How to calculate the angle of a vector from the vertical?
Im trying to find out the angle (in degrees) between two 2D vectors. I know I need to use trig but I'm not too good with it. This is what I'm trying to work out (the Y axis increases downward):
I'm trying to use this code at the moment, but it's not working at all (calculates random angles for some reason):
private float calcAngle(float x, float y, float x1, float y1)
{
float _angle = (float)Math.toDegrees(Math.atan2(Math.abs(x1-x), Math.abs(y1-y)));
Log.d("Angle","Angle: "+_angle+" x: "+x+" y: "+y+" x1: "+x1+" y1: "+y1);
return _angle;
}These are my results (There constant when providing a constant position, but when I change the position, the angle changes and I can't find any link between the two angles):
Position 1: x:100 y:100 x1:50 y1:50 Angle: 45
Position 2: x:92 y:85 x1:24 y1:16 Angle: 44.58
Position 3: x:44 y: 16 x1:106 y1:132 Angle: 28.12
Edit: Thanks everyone who answered and helped me figure out that was wrong! Sorry the title and the question was confusing.
Answer
You first have to understand how to compute angle between two vectors and there are several of them. I will give you what I think is the simplest.

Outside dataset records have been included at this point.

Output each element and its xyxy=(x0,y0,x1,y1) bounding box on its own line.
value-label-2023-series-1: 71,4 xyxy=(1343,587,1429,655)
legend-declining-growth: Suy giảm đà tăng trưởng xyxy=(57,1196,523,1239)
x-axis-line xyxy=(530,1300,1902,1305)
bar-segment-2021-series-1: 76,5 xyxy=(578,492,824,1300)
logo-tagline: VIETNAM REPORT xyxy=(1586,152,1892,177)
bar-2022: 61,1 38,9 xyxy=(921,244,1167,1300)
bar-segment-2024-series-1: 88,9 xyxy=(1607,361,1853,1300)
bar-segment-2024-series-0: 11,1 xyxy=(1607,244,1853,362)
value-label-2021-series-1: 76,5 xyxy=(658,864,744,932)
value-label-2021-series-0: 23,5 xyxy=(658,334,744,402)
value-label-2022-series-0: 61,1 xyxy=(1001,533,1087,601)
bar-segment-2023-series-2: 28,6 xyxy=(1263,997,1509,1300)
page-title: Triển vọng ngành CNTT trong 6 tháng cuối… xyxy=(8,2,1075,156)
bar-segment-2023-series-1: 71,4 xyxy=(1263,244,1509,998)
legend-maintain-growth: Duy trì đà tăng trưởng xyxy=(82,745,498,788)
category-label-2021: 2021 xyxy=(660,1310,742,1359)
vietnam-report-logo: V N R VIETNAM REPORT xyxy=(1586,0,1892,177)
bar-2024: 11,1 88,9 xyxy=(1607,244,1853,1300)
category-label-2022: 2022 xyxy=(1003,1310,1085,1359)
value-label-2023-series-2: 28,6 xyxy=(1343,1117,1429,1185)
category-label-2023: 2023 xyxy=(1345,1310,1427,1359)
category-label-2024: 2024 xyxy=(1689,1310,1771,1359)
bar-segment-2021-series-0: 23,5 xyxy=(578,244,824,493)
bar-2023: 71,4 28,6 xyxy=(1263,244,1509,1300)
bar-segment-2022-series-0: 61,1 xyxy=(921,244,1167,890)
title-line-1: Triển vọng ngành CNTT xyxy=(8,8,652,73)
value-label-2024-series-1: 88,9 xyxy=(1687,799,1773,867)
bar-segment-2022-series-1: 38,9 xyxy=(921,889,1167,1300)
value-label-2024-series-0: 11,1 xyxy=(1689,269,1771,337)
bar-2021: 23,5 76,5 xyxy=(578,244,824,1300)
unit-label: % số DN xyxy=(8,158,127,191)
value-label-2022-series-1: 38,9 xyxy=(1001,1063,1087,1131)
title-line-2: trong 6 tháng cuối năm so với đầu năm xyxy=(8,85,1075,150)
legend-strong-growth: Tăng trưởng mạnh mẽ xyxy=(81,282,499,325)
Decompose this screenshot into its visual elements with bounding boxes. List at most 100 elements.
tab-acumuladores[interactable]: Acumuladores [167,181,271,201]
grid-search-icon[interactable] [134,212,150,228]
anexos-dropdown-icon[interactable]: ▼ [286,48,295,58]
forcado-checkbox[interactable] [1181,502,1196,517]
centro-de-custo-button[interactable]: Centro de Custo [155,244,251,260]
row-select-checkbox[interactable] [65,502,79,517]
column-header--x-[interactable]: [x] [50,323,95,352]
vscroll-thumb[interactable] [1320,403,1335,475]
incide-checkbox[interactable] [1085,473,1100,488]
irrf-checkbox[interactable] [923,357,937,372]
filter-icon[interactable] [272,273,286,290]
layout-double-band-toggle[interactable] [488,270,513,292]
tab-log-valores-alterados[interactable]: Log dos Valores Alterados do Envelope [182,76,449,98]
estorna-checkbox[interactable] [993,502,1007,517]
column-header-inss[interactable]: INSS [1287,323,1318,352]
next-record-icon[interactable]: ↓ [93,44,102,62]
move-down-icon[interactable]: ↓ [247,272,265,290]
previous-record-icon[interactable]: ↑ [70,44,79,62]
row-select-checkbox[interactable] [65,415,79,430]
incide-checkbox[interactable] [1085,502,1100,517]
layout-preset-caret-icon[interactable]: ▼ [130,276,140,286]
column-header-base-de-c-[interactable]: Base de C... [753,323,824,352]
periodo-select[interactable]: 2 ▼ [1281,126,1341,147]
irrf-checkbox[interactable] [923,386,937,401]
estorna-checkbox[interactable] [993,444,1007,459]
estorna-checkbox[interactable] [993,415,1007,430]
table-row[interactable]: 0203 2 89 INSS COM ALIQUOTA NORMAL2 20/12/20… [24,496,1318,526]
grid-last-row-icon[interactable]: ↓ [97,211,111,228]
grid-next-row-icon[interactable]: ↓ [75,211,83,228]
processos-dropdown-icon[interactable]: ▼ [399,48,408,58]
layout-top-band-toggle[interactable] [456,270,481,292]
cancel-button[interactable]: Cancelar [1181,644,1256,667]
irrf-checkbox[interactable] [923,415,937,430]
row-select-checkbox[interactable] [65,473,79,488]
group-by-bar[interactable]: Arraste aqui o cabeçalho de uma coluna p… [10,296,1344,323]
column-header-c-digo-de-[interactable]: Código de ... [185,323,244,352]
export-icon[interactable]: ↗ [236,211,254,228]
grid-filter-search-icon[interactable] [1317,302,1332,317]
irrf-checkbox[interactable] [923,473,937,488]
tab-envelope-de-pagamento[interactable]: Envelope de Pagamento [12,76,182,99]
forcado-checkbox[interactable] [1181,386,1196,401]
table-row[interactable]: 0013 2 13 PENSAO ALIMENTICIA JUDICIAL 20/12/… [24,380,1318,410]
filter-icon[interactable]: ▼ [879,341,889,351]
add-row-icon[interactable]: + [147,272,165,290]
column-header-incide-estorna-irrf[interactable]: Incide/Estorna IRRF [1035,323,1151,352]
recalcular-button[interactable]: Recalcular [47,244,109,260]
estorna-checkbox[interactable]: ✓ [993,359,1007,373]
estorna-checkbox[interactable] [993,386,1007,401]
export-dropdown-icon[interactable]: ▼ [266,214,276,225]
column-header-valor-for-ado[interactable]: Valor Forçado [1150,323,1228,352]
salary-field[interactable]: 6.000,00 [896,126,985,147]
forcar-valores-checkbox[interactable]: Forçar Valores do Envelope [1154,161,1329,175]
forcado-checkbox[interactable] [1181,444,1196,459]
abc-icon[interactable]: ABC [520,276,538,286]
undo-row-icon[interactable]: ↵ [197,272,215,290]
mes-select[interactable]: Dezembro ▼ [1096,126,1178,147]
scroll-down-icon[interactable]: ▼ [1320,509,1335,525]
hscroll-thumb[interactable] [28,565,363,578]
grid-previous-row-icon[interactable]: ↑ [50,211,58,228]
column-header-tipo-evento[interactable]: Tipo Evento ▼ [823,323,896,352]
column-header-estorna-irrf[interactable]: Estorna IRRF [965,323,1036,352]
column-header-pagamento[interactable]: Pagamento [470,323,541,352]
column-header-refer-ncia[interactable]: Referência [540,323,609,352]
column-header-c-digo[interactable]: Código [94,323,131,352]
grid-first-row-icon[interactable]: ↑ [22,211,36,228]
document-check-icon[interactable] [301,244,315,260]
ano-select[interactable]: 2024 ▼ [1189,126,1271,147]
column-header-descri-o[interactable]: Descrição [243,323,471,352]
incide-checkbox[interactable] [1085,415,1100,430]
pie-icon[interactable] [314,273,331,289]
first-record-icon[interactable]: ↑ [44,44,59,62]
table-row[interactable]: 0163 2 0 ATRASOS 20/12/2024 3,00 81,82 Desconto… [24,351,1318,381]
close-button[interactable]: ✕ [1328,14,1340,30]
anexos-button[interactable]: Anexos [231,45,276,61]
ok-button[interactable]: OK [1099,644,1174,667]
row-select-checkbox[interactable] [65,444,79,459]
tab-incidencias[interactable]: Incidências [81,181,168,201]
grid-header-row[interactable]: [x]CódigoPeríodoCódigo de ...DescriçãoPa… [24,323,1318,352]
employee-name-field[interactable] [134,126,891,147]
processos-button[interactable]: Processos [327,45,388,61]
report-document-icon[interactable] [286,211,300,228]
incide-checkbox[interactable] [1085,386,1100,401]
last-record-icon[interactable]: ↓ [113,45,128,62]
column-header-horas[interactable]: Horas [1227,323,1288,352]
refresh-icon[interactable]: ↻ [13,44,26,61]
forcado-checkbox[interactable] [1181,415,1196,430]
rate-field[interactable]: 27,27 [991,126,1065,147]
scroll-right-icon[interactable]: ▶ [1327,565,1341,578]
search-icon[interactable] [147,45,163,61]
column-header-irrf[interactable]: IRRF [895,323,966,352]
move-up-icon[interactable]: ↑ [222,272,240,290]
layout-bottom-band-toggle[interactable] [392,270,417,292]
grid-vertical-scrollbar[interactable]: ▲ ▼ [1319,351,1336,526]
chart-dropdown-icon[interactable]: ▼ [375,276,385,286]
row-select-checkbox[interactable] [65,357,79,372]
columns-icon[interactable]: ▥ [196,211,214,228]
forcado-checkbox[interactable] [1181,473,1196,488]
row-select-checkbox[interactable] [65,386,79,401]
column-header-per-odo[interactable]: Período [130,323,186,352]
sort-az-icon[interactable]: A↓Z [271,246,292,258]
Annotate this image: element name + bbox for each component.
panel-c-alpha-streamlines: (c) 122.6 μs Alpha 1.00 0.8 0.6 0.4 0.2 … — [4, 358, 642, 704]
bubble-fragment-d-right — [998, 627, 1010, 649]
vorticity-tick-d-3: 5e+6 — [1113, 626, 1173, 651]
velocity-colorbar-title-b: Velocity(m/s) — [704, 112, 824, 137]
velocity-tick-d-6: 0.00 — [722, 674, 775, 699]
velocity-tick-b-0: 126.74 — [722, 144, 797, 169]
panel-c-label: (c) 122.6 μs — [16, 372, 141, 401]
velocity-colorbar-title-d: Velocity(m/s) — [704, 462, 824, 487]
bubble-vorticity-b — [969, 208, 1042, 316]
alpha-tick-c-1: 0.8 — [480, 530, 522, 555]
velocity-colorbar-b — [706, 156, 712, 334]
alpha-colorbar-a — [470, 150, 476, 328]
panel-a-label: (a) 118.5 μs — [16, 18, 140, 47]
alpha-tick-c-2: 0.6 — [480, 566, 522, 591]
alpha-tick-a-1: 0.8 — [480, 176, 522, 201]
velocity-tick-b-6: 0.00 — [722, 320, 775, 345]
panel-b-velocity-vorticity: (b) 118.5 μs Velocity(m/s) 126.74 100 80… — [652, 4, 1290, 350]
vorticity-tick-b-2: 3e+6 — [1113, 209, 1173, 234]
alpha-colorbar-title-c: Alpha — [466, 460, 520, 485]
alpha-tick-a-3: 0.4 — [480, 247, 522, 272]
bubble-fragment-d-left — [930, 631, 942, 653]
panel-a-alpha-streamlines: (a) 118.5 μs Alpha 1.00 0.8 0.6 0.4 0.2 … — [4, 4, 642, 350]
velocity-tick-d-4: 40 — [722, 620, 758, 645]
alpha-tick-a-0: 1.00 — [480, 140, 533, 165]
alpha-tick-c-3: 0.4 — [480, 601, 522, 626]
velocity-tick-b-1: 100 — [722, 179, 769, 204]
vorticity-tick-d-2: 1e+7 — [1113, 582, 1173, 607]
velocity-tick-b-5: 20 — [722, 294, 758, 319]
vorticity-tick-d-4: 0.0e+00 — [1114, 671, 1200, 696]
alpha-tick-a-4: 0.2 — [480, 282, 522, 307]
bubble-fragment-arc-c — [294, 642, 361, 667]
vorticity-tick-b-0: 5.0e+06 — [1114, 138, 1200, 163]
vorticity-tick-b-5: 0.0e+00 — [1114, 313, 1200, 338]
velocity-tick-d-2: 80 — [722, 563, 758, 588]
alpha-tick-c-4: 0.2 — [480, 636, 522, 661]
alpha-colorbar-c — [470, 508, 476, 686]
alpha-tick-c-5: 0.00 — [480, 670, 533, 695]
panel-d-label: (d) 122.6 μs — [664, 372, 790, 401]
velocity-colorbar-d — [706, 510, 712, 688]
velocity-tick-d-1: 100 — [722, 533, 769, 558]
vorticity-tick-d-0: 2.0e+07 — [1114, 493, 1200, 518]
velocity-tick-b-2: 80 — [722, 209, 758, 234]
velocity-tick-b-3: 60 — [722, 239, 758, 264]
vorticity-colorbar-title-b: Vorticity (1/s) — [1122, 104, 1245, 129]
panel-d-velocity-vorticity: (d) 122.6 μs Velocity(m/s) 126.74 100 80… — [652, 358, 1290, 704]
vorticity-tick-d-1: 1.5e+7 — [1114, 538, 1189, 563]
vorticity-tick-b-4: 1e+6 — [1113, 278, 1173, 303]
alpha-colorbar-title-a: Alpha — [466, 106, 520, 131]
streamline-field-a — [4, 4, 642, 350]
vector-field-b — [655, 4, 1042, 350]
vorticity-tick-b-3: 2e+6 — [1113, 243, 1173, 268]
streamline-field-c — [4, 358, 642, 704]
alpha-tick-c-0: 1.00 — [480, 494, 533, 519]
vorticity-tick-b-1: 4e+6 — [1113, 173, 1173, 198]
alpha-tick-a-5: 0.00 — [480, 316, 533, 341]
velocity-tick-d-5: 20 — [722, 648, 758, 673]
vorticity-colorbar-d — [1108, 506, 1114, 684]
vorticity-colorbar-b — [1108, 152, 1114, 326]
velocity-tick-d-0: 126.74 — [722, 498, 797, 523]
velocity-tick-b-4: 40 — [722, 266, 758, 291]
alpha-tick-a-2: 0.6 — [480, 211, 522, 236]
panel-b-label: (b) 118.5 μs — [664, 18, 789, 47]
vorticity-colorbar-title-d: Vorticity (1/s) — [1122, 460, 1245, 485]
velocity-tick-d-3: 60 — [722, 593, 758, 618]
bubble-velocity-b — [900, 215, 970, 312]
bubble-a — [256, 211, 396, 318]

- Given v1 and v2, their dot product is:
v1x * v2x + v1y * v2y - The norm of a vector v is given by: sqtr(vx^2+vy^2)
With this information, please take this definition:
dot(v1, v2) = norm(v1) * norm(v2) * cos(angle(v1, v2))
Now, you solve for angle(v1, v2):
angle(v1, v2) = acos( dot(v1, v2) / (norm(v1) * norm(v2)) )
Finally, taking the definitions given at the beginning, then you end up with:
angle(v1, v2) = acos( (v1x * v2x + v1y * v2y) / (sqrt(v1x^2+v1y^2) * sqrt(v2x^2+v2y^2)) )
Again, there are many ways to do this, but I like this one because it is helpful for dot product given angle and norm, or angle, given vectors.
The answer will be in radians, but you know that pi radians (that is 3.14 radians) are 180 degrees, so you simply multiply by the conversion factor 180/pi.